Family: Manilkara zapota belongs to the Sapotaceae family.

Common Name: It is commonly known as sapodilla or chiku in Hindi.

Flowering period: It flowers in the autumn season from October to November.

Habitat: Although it is native to Central America, Mexico and the West Indies, it is now cultivated in numerous tropical and subtropical regions throughout the world.

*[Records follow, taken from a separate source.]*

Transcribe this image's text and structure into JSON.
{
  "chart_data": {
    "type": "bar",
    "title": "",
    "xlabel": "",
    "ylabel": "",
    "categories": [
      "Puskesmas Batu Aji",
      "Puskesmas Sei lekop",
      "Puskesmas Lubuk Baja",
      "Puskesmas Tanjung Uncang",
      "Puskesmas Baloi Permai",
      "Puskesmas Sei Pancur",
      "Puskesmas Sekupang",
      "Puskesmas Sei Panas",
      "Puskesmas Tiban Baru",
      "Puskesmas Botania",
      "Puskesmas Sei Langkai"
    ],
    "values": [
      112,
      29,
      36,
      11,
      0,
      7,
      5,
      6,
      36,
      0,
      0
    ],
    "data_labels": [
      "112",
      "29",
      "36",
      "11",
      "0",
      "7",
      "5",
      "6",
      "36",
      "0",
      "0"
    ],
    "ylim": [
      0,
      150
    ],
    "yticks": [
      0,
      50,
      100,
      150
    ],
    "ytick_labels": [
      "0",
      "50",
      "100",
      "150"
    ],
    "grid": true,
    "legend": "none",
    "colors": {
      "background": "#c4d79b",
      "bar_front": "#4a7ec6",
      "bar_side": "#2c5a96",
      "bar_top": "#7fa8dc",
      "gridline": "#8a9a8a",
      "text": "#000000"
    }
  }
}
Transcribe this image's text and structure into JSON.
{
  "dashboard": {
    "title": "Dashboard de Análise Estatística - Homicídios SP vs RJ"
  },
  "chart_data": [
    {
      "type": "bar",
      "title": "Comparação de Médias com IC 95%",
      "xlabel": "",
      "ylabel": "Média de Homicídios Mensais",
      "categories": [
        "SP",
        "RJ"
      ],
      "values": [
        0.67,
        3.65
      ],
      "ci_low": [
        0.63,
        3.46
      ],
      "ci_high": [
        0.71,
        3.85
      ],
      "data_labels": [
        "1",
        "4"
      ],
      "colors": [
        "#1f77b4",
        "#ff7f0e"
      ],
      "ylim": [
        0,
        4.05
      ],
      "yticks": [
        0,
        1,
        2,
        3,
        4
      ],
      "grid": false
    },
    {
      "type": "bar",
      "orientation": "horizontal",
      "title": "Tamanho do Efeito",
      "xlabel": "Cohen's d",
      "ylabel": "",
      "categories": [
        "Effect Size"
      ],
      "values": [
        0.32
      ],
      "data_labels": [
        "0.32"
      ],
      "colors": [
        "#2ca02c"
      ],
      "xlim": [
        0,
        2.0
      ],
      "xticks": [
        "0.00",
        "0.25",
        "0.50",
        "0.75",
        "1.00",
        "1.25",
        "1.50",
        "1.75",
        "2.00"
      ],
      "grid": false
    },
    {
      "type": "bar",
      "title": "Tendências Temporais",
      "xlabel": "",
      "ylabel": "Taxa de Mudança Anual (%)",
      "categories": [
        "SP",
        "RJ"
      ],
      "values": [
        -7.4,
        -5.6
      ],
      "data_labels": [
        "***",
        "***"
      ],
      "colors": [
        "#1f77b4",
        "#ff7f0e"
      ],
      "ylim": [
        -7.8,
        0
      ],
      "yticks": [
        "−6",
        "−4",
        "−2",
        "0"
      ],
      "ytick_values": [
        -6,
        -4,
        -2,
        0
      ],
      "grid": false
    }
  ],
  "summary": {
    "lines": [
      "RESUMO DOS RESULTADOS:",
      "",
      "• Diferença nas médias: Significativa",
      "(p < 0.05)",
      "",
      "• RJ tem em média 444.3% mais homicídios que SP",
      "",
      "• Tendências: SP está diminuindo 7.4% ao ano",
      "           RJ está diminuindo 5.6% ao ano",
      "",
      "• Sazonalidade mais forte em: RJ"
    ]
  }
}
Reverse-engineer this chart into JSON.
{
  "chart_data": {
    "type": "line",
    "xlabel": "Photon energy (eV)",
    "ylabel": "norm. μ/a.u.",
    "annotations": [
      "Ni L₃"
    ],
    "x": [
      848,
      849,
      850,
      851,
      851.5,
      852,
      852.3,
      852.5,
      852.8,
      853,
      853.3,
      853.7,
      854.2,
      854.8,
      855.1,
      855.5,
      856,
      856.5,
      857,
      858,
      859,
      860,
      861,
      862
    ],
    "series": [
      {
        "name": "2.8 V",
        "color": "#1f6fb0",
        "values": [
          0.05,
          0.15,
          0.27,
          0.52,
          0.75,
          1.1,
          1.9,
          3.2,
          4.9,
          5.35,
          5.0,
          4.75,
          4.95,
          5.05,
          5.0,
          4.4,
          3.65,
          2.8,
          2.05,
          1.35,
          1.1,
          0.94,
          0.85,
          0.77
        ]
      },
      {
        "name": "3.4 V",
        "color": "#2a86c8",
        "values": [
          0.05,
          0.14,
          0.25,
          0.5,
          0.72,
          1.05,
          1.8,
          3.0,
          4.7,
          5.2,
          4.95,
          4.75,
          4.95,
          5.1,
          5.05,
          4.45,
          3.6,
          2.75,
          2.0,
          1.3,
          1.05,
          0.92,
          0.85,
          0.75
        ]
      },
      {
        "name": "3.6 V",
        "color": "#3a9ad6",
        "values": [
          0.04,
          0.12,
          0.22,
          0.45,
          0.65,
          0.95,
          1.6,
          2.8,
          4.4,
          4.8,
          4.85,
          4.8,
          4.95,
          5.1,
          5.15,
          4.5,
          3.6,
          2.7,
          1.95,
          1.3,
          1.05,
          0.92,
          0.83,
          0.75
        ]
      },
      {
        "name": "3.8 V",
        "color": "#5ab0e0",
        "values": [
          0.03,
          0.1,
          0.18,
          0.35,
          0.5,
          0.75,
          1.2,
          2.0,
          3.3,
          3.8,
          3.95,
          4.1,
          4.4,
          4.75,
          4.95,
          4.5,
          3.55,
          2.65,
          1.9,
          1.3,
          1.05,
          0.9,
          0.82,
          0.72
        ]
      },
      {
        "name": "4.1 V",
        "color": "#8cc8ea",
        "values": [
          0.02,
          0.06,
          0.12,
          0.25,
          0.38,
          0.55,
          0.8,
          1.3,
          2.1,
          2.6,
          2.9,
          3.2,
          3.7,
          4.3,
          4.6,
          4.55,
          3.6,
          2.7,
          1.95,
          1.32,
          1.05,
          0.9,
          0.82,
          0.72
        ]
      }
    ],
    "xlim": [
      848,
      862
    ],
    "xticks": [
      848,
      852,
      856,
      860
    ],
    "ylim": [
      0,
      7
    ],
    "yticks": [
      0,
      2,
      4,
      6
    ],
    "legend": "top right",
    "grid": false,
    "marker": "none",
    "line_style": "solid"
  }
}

Uses: A sapodilla leaf decoction is taken for fever, haemorrhage, wounds and ulcers. Tannin from the bark is used to cure diarrhoea and fever. The fruit is eaten as a remedy for indigestion and diarrhoea. Seeds are antipyretic, and when ground with water they act as a diuretic.

Key features: Sapodilla is an evergreen tree which usually grows 5-20m tall. The tree has a round, dense crown and India is now one of the largest producers of the sapodilla (chiku) fruit. The wood of the tree is wind resistant and the bark is rich in a white, gummy latex called chicle. It has medium green and glossy leaves which grow in an alternate pattern and are elliptical or ovate in shape. The tree also has inconspicuous white coloured flowers. They have a bell-like shape and six lobed petals. Unripe fruits have a thick outer skin and chicle is released from the stem when they are picked. Ripe fruits, on the other hand, have a saggy skin and do not release any chicle when picked. The sapodilla tree bears fruit twice a year.